A series of two new and twenty earlier synthesized branched extra-amino-triterpenoids obtained by the direct coupling of betulinic/betulonic acids with polymethylenpolyamines, or by the cyanoethylation of lupane type alcohols, oximes, amines, and amides with the following reduction were evaluated for cytotoxicity toward the NCI-60 cancer cell line panel, α-glucosidase inhibitory, and antimicrobial activities. Lupane carboxamides, conjugates with diaminopropane, triethylenetetramine, and branched C3-cyanoethylated polyamine methyl betulonate showed high cytotoxic activity against most of the tested cancer cell lines with GI₅₀ that ranged from 1.09 to 54.40 µM. Betulonic acid C28-conjugate with triethylenetetramine and C3,C28-bis-aminopropoxy-betulin were found to be potent micromolar inhibitors of yeast α-glucosidase and to simultaneously inhibit the endosomal reticulum α-glucosidase, rendering them as potentially capable to suppress tumor invasiveness and neovascularization, in addition to the direct cytotoxicity. Plausible mechanisms of cytotoxic action and underlying disrupted molecular pathways were elucidated with CellMinner pattern analysis and Gene Ontology enrichment analysis, according to which the lead compounds exert multi-target antiproliferative activity associated with oxidative stress induction and chromatin structure alteration. The betulonic acid diethylentriamine conjugate showed partial activity against methicillin-resistant S. aureus and the fungi C. neoformans. These results show that triterpenic polyamines, being analogs of steroidal squalamine and trodusquemine, are important substances for the search of new drugs with anticancer, antidiabetic, and antimicrobial activities.

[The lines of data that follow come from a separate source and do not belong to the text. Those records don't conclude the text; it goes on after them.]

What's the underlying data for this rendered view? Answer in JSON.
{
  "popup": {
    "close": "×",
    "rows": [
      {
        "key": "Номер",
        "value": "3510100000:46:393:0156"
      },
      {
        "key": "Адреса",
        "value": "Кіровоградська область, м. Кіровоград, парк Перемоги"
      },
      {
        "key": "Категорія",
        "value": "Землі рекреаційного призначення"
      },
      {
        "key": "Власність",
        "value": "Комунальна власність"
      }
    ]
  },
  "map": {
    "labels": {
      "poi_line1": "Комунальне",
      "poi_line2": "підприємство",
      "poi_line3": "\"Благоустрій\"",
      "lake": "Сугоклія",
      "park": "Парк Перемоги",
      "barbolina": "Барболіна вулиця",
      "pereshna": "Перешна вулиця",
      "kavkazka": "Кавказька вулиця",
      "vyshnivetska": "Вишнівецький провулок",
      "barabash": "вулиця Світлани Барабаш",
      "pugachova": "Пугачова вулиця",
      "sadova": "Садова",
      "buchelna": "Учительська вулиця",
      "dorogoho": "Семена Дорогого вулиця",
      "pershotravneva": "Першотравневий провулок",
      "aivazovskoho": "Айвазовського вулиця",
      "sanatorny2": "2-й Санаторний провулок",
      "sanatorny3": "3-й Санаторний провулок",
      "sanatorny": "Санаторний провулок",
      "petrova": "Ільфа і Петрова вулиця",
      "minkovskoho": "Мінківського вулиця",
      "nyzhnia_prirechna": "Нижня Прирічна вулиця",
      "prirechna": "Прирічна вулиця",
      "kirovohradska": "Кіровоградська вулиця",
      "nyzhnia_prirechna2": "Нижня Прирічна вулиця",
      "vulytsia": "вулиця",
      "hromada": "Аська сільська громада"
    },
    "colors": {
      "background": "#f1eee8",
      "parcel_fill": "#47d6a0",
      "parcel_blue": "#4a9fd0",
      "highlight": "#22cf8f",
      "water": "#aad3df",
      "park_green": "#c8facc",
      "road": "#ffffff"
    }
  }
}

Keywords: CellMinner; Gene Ontology; NCI-60 cancer cell line panel; antimicrobial; betulinic acid; betulonic acid; cytotoxicity; lupane triterpenoids; polyamine; spermidine; squalamine; trodusquemine; α-glucosidase.

Scheme 1

Synthesis of compounds 2 and 4. Reagents and conditions: (a) 1. (COCl)₂, CH₂Cl₂, 25 °С, 1 h; 2. homopiperazine, CHCl₃, 22 °С, 2 h; (b) 1. (COCl)₂, CH₂Cl₂, 25 °С, 1 h; 2. NH₃, CHCl₃, 22 °С, 6 h. Compound 3 [25].

Figure 1

Compound 5 [26]; compounds 6, 7, 11, 12, 14, 15, 16, 19 [23]; compounds 8, 9, 13 [18]; 10 [27]; 17 [28]; 18, 25, 26 [6]; 20, 21 [20]; 22, 24 [24]; 23 [9].

Figure 2

Heatmap for pGI₅₀ values of compounds 4–6, 10, 11 and 21 obtained in the NCI-60 screen. The color gradient ranges from green (low activity) to red (high activity). White cells indicate the absence of data for the corresponding cell line. The hierarchical clustering of pGI₅₀ activity patterns was done using the Euclidian distance method and the average linkage cluster algorithm.